[lit-ideas] Re: Is torture wrong by definition?

  • From: Robert Paul <robert.paul@xxxxxxxx>
  • To: lit-ideas@xxxxxxxxxxxxx
  • Date: Thu, 06 Apr 2006 19:45:42 -0700

Eric wrote:

Ask yourself why the US would want to use torture on a handful of al-Qaeda? Because it often works, or it works often enough to make it potentially useful.

And by parity of reasoning it doesn't work often enough to make it misleading.

There is absolutely no evidence that torture 'works,' and plenty of
evidence from people who actually study torture that it doesn't. And to
use torture on 'a handful of al Qaeda,' you'd have to determine that
they were al-Qaeda (which in some cases one could only try to learn
through torture). How many is 'a handful'? It hardly matters: the
Administration would like the right to seize anyone, hold them in
secret, possibly Learjet them to Egypt, etc., if it believes that
they're a menace. It could happen to you. But when it comes to knowing
how many people have been spirited off and/or tortured there are no
records.

There wouldn't have been a push to expand harsh interrogation techniques if they weren't useful. Why take the Propaganda War hit for torture if it doesn't work?
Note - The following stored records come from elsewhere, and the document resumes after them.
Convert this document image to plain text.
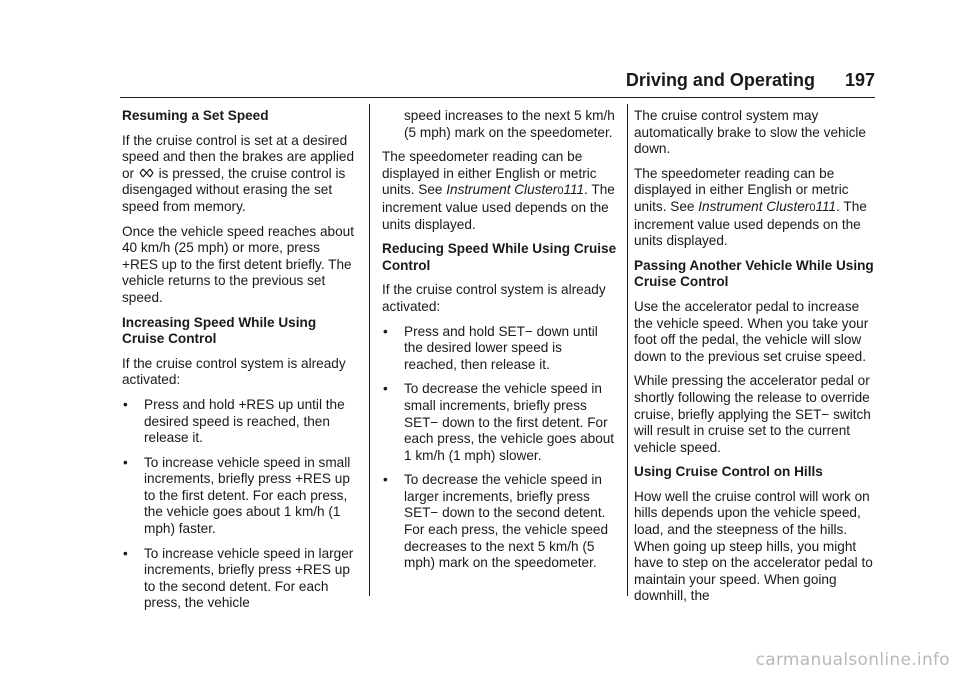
Driving and Operating 197
Resuming a Set Speed

If the cruise control is set at a desired speed and then the brakes are applied or is pressed, the cruise control is disengaged without erasing the set speed from memory.

Once the vehicle speed reaches about 40 km/h (25 mph) or more, press +RES up to the first detent briefly. The vehicle returns to the previous set speed.

Increasing Speed While Using Cruise Control

If the cruise control system is already activated:

• Press and hold +RES up until the desired speed is reached, then release it.
• To increase vehicle speed in small increments, briefly press +RES up to the first detent. For each press, the vehicle goes about 1 km/h (1 mph) faster.
• To increase vehicle speed in larger increments, briefly press +RES up to the second detent. For each press, the vehicle
speed increases to the next 5 km/h (5 mph) mark on the speedometer.

The speedometer reading can be displayed in either English or metric units. See Instrument Cluster0111. The increment value used depends on the units displayed.

Reducing Speed While Using Cruise Control

If the cruise control system is already activated:

• Press and hold SET− down until the desired lower speed is reached, then release it.
• To decrease the vehicle speed in small increments, briefly press SET− down to the first detent. For each press, the vehicle goes about 1 km/h (1 mph) slower.
• To decrease the vehicle speed in larger increments, briefly press SET− down to the second detent. For each press, the vehicle speed decreases to the next 5 km/h (5 mph) mark on the speedometer.

The cruise control system may automatically brake to slow the vehicle down.

The speedometer reading can be displayed in either English or metric units. See Instrument Cluster0111. The increment value used depends on the units displayed.

Passing Another Vehicle While Using Cruise Control

Use the accelerator pedal to increase the vehicle speed. When you take your foot off the pedal, the vehicle will slow down to the previous set cruise speed.

While pressing the accelerator pedal or shortly following the release to override cruise, briefly applying the SET− switch will result in cruise set to the current vehicle speed.

Using Cruise Control on Hills

How well the cruise control will work on hills depends upon the vehicle speed, load, and the steepness of the hills. When going up steep hills, you might have to step on the accelerator pedal to maintain your speed. When going downhill, the

carmanualsonline.info
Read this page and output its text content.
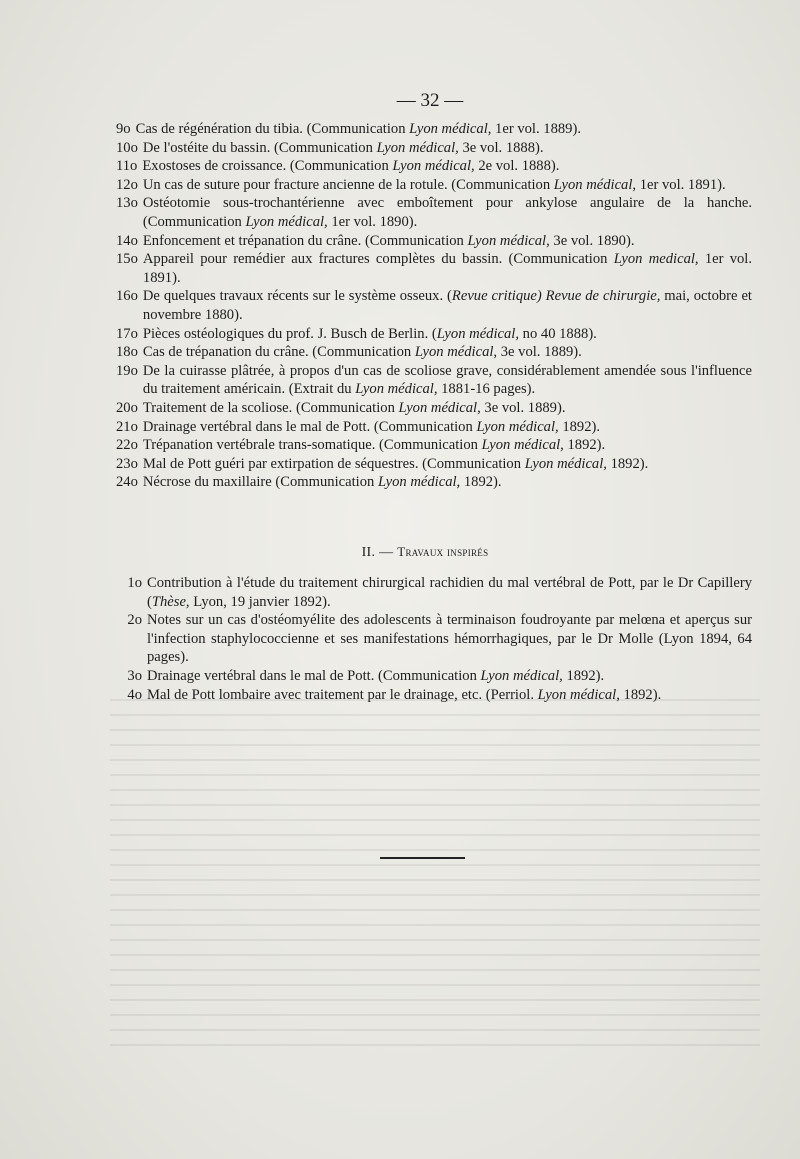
— 32 —
9o Cas de régénération du tibia. (Communication Lyon médical, 1er vol. 1889).
10o De l'ostéite du bassin. (Communication Lyon médical, 3e vol. 1888).
11o Exostoses de croissance. (Communication Lyon médical, 2e vol. 1888).
12o Un cas de suture pour fracture ancienne de la rotule. (Communication Lyon médical, 1er vol. 1891).
13o Ostéotomie sous-trochantérienne avec emboîtement pour ankylose angulaire de la hanche. (Communication Lyon médical, 1er vol. 1890).
14o Enfoncement et trépanation du crâne. (Communication Lyon médical, 3e vol. 1890).
15o Appareil pour remédier aux fractures complètes du bassin. (Communication Lyon medical, 1er vol. 1891).
16o De quelques travaux récents sur le système osseux. (Revue critique) Revue de chirurgie, mai, octobre et novembre 1880).
17o Pièces ostéologiques du prof. J. Busch de Berlin. (Lyon médical, no 40 1888).
18o Cas de trépanation du crâne. (Communication Lyon médical, 3e vol. 1889).
19o De la cuirasse plâtrée, à propos d'un cas de scoliose grave, considérablement amendée sous l'influence du traitement américain. (Extrait du Lyon médical, 1881-16 pages).
20o Traitement de la scoliose. (Communication Lyon médical, 3e vol. 1889).
21o Drainage vertébral dans le mal de Pott. (Communication Lyon médical, 1892).
22o Trépanation vertébrale trans-somatique. (Communication Lyon médical, 1892).
23o Mal de Pott guéri par extirpation de séquestres. (Communication Lyon médical, 1892).
24o Nécrose du maxillaire (Communication Lyon médical, 1892).
II. — Travaux inspirés
1o Contribution à l'étude du traitement chirurgical rachidien du mal vertébral de Pott, par le Dr Capillery (Thèse, Lyon, 19 janvier 1892).
2o Notes sur un cas d'ostéomyélite des adolescents à terminaison foudroyante par melœna et aperçus sur l'infection staphylococcienne et ses manifestations hémorrhagiques, par le Dr Molle (Lyon 1894, 64 pages).
3o Drainage vertébral dans le mal de Pott. (Communication Lyon médical, 1892).
4o Mal de Pott lombaire avec traitement par le drainage, etc. (Perriol. Lyon médical, 1892).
Why would the US want to use (come on, Eric!) 'harsh interrogation techniques'? Well, why would it want to use them in secret, deny it use them, and farm them out to such despotic allies as Uzbekistan? The Administration denies it tortures anyone yet wants the authority to do it—? I mean, we don't do it, so why should we take any propaganda hits? In any event, our torture is mostly done for us by our thuggish allies in faraway countries of which we know nothing. Why use it if it doesn't work? Because torturers have big egos and seldom, I'm sure, report their failures.
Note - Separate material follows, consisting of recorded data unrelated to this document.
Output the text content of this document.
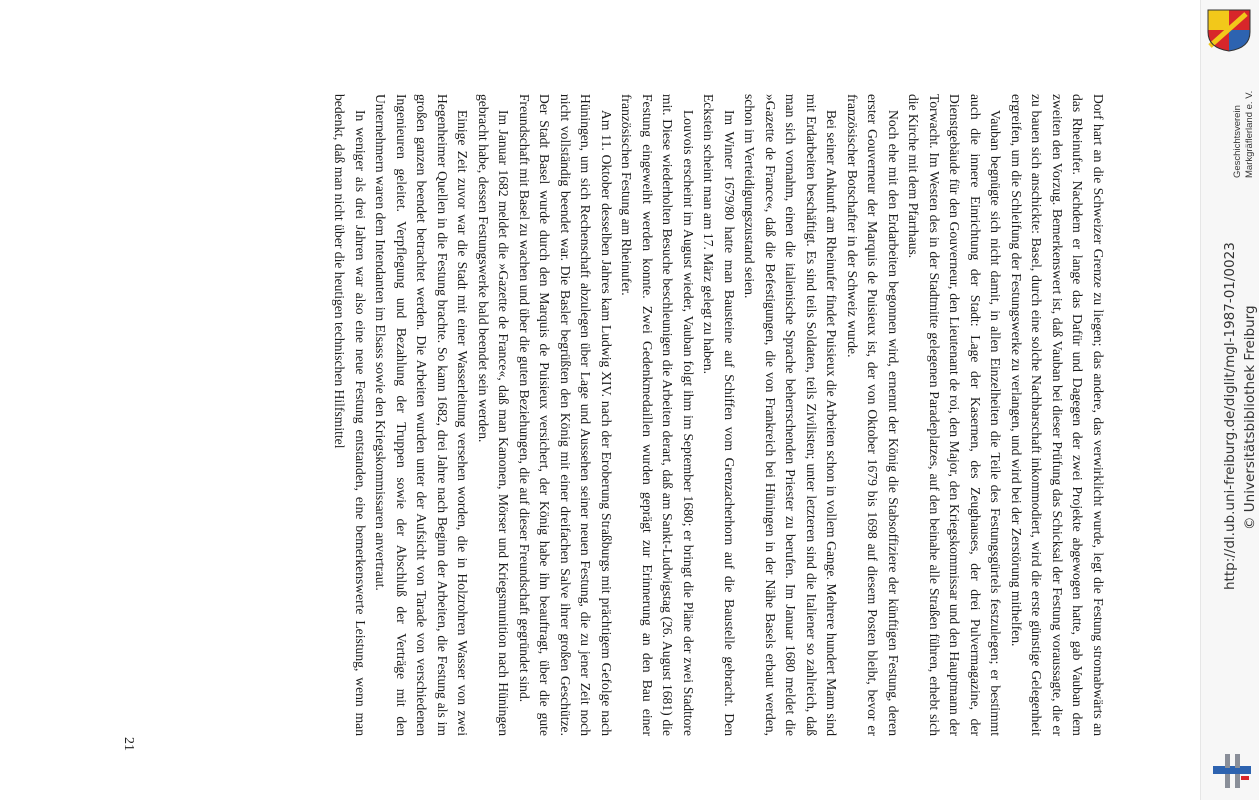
Dorf hart an die Schweizer Grenze zu liegen; das andere, das verwirklicht wurde, legt die Festung stromabwärts an das Rheinufer. Nachdem er lange das Dafür und Dagegen der zwei Projekte abgewogen hatte, gab Vauban dem zweiten den Vorzug. Bemerkenswert ist, daß Vauban bei dieser Prüfung das Schicksal der Festung voraussagte, die er zu bauen sich anschickte: Basel, durch eine solche Nachbarschaft inkommodiert, wird die erste günstige Gelegenheit ergreifen, um die Schleifung der Festungswerke zu verlangen, und wird bei der Zerstörung mithelfen.

Vauban begnügte sich nicht damit, in allen Einzelheiten die Teile des Festungsgürtels festzulegen; er bestimmt auch die innere Einrichtung der Stadt: Lage der Kasernen, des Zeughauses, der drei Pulvermagazine, der Dienstgebäude für den Gouverneur, den Lieutenant de roi, den Major, den Kriegskommissar und den Hauptmann der Torwacht. Im Westen des in der Stadtmitte gelegenen Paradeplatzes, auf den beinahe alle Straßen führen, erhebt sich die Kirche mit dem Pfarrhaus.

Noch ehe mit den Erdarbeiten begonnen wird, ernennt der König die Stabsoffiziere der künftigen Festung, deren erster Gouverneur der Marquis de Puisieux ist, der von Oktober 1679 bis 1698 auf diesem Posten bleibt, bevor er französischer Botschafter in der Schweiz wurde.

Bei seiner Ankunft am Rheinufer findet Puisieux die Arbeiten schon in vollem Gange. Mehrere hundert Mann sind mit Erdarbeiten beschäftigt. Es sind teils Soldaten, teils Zivilisten; unter letzteren sind die Italiener so zahlreich, daß man sich vornahm, einen die italienische Sprache beherrschenden Priester zu berufen. Im Januar 1680 meldet die »Gazette de France«, daß die Befestigungen, die von Frankreich bei Hüningen in der Nähe Basels erbaut werden, schon im Verteidigungszustand seien.

Im Winter 1679/80 hatte man Bausteine auf Schiffen vom Grenzacherhorn auf die Baustelle gebracht. Den Eckstein scheint man am 17. März gelegt zu haben.

Louvois erscheint im August wieder, Vauban folgt ihm im September 1680; er bringt die Pläne der zwei Stadttore mit. Diese wiederholten Besuche beschleunigen die Arbeiten derart, daß am Sankt-Ludwigstag (26. August 1681) die Festung eingeweiht werden konnte. Zwei Gedenkmedaillen wurden geprägt zur Erinnerung an den Bau einer französischen Festung am Rheinufer.

Am 11. Oktober desselben Jahres kam Ludwig XIV. nach der Eroberung Straßburgs mit prächtigem Gefolge nach Hüningen, um sich Rechenschaft abzulegen über Lage und Aussehen seiner neuen Festung, die zu jener Zeit noch nicht vollständig beendet war. Die Basler begrüßten den König mit einer dreifachen Salve ihrer großen Geschütze. Der Stadt Basel wurde durch den Marquis de Puisieux versichert, der König habe ihn beauftragt, über die gute Freundschaft mit Basel zu wachen und über die guten Beziehungen, die auf dieser Freundschaft gegründet sind.

Im Januar 1682 meldet die »Gazette de France«, daß man Kanonen, Mörser und Kriegsmunition nach Hüningen gebracht habe, dessen Festungswerke bald beendet sein werden.

Einige Zeit zuvor war die Stadt mit einer Wasserleitung versehen worden, die in Holzrohren Wasser von zwei Hegenheimer Quellen in die Festung brachte. So kann 1682, drei Jahre nach Beginn der Arbeiten, die Festung als im großen ganzen beendet betrachtet werden. Die Arbeiten wurden unter der Aufsicht von Tarade von verschiedenen Ingenieuren geleitet. Verpflegung und Bezahlung der Truppen sowie der Abschluß der Verträge mit den Unternehmern waren dem Intendanten im Elsass sowie den Kriegskommissaren anvertraut.

In weniger als drei Jahren war also eine neue Festung entstanden, eine bemerkenswerte Leistung, wenn man bedenkt, daß man nicht über die heutigen technischen Hilfsmittel

21
Geschichtsverein Markgräflerland e. V.
http://dl.ub.uni-freiburg.de/diglit/mgl-1987-01/0023 © Universitätsbibliothek Freiburg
Your statement that, "The US now has several thousand CIA and military persons who have learned how to torture" is factually untrue. Only a small number of people are certified for harsh interrogation techniques. The rest, if caught, get the slammer.

Yes, we've seen that in the case of Abu Ghraib and, reportedly, Guantanamo. Has anybody above the rank of sergeant even been brought to trial? The slammer? Private English, right. General ----- ? That's what I thought. In the case of secret renditions we know nothing.